L'Elegia nel genere classico greco e latino era un "lamento al suono del flauto". Sommesso, come il mormorio e le note che accompagnano il visitatore in un corridoio - intensamente blu - che sfocia in una nicchia abitata da un vecchio cavallino, giocattolo dei bimbi di guerra. Tracce umane, in una mappa resa comprensibile dalla scelta di una linea cromatica che tutto unifica, e pur non perdendo la sua essenza spirituale, in qualche modo conforta. È situata in un anfratto, la pila di libri che saldamente sembra reggere il soffitto.

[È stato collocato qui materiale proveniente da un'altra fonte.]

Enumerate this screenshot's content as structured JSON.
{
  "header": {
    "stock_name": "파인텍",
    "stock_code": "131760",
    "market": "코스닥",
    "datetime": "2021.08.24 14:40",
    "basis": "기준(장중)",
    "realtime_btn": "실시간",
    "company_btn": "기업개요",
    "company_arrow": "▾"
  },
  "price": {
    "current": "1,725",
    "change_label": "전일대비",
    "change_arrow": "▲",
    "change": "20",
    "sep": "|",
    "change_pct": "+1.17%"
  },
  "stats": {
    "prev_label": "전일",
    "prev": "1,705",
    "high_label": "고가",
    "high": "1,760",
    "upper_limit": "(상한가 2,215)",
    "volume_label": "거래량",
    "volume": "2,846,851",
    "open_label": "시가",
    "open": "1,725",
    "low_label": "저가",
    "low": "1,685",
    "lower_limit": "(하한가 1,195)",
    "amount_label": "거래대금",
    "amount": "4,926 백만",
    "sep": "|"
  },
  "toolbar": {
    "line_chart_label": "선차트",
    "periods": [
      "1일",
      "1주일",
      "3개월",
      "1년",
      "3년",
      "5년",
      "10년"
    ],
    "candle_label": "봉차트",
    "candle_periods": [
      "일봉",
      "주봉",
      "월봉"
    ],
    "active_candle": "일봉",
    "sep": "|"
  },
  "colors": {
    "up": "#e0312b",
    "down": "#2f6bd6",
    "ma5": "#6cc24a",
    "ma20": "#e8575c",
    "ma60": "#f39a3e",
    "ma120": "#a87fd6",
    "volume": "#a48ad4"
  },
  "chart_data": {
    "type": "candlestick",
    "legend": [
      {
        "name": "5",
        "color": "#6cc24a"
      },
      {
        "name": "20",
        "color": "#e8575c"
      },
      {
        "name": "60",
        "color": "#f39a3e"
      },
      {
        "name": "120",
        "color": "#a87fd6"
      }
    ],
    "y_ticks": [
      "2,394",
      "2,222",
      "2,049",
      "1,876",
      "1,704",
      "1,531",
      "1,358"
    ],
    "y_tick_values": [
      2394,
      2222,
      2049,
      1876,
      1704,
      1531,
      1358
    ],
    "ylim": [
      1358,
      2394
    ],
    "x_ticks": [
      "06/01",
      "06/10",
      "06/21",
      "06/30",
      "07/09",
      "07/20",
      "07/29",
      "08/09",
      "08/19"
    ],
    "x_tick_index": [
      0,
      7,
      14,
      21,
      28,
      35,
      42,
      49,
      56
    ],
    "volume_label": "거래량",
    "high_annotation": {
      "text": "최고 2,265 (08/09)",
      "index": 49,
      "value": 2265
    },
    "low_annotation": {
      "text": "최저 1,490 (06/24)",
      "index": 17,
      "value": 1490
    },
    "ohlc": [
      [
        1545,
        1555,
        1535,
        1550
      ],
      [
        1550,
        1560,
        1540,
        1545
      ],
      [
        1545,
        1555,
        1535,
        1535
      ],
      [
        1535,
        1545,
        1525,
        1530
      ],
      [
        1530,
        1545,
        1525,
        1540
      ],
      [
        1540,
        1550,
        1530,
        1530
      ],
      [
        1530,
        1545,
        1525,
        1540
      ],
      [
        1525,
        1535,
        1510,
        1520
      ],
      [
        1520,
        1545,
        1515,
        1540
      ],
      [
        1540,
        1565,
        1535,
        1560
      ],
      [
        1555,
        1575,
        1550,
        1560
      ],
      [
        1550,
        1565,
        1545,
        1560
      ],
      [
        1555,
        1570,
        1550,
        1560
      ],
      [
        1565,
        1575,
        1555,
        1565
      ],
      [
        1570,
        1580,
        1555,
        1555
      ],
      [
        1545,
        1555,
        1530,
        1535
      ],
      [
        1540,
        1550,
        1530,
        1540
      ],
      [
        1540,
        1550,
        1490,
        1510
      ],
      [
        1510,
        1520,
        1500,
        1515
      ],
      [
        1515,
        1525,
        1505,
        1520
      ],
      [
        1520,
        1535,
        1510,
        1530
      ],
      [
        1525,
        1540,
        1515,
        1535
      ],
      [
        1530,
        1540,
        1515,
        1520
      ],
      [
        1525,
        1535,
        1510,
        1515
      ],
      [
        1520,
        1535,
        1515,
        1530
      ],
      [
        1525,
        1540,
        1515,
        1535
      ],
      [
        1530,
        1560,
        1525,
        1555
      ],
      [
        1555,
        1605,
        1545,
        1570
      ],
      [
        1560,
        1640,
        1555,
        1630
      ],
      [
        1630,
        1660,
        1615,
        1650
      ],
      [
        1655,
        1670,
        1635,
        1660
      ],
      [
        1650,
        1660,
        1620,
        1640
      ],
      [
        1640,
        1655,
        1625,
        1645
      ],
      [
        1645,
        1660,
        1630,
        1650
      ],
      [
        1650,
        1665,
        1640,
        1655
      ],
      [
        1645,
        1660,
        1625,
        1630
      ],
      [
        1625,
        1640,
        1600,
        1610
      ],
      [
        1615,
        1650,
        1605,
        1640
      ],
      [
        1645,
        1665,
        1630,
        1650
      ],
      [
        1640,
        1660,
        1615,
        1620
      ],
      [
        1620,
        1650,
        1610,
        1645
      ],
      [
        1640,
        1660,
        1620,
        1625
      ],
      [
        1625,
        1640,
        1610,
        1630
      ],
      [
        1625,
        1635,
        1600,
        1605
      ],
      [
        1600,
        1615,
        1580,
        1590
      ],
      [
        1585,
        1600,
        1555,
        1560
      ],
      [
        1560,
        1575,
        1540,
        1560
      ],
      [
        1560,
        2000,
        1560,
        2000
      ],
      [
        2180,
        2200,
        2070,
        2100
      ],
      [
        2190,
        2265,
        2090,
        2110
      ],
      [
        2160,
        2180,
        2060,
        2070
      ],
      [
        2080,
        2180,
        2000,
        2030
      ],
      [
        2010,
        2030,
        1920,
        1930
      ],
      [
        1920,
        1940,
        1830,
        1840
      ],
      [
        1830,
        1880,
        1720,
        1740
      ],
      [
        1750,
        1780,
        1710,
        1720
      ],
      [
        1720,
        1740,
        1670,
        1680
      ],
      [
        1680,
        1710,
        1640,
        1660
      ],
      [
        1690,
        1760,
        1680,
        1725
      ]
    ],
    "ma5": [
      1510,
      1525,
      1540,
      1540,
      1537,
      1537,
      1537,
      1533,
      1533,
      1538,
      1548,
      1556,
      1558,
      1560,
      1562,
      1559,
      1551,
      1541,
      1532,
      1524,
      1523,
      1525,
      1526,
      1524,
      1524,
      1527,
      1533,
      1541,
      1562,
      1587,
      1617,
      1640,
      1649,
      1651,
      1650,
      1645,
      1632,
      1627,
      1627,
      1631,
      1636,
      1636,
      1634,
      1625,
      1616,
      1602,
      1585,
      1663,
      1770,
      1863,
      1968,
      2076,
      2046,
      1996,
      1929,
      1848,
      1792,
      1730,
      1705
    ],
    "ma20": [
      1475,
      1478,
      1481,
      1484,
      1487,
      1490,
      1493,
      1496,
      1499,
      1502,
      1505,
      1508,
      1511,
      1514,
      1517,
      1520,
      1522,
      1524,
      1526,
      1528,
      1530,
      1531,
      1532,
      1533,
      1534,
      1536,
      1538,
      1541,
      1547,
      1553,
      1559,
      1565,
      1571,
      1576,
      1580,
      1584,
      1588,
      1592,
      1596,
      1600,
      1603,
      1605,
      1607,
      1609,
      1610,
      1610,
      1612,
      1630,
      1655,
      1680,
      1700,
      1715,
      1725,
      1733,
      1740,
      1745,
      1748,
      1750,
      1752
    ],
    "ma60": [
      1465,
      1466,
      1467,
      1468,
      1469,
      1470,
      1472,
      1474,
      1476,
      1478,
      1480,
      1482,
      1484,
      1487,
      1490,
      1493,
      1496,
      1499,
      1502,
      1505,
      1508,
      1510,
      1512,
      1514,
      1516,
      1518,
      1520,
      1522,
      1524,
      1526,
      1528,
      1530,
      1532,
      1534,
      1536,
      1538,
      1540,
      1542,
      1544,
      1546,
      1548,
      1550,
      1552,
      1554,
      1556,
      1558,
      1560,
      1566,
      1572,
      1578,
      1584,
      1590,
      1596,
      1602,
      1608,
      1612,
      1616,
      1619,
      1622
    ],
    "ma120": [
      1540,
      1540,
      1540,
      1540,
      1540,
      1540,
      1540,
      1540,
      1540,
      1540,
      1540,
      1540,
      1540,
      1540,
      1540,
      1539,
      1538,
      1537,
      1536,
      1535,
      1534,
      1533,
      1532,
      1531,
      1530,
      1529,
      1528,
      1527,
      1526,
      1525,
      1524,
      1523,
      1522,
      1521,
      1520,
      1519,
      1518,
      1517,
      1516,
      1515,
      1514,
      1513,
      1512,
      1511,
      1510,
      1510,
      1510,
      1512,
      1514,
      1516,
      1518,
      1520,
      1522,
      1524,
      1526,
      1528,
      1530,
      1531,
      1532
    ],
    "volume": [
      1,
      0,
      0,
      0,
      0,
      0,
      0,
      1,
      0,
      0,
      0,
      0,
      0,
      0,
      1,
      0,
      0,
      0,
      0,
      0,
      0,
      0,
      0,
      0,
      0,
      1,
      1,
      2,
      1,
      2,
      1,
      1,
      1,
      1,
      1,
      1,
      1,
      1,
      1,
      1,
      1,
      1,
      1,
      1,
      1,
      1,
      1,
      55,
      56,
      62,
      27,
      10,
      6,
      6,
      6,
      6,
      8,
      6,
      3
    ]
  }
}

Baluardo di carta che, nota Efisio Carbone nel testo di presentazione, "si contrappone ai roghi dei totalitarismi". E infine ci sono gli "Abbracci", nel punto conclusivo di un giro che può essere condotto anche senza ordine, seguendo il blu. Le figurine scolpite sono bianche e serrate dentro una teca che sembra un fanale. O un faro?
L'opera, splendido ultimo appuntamento della rassegna Monumenti & Stelle orchestrata dall'Associazione Orientare, sarà visibile sino al 28 ottobre, in via Sant'Efisio 8.
Il 13 e il 15 dello stesso mese, la grande tela dipinta a quattro mani sarà ospitata allo Spazio (In)Visibile per le Giornate del Contemporaneo.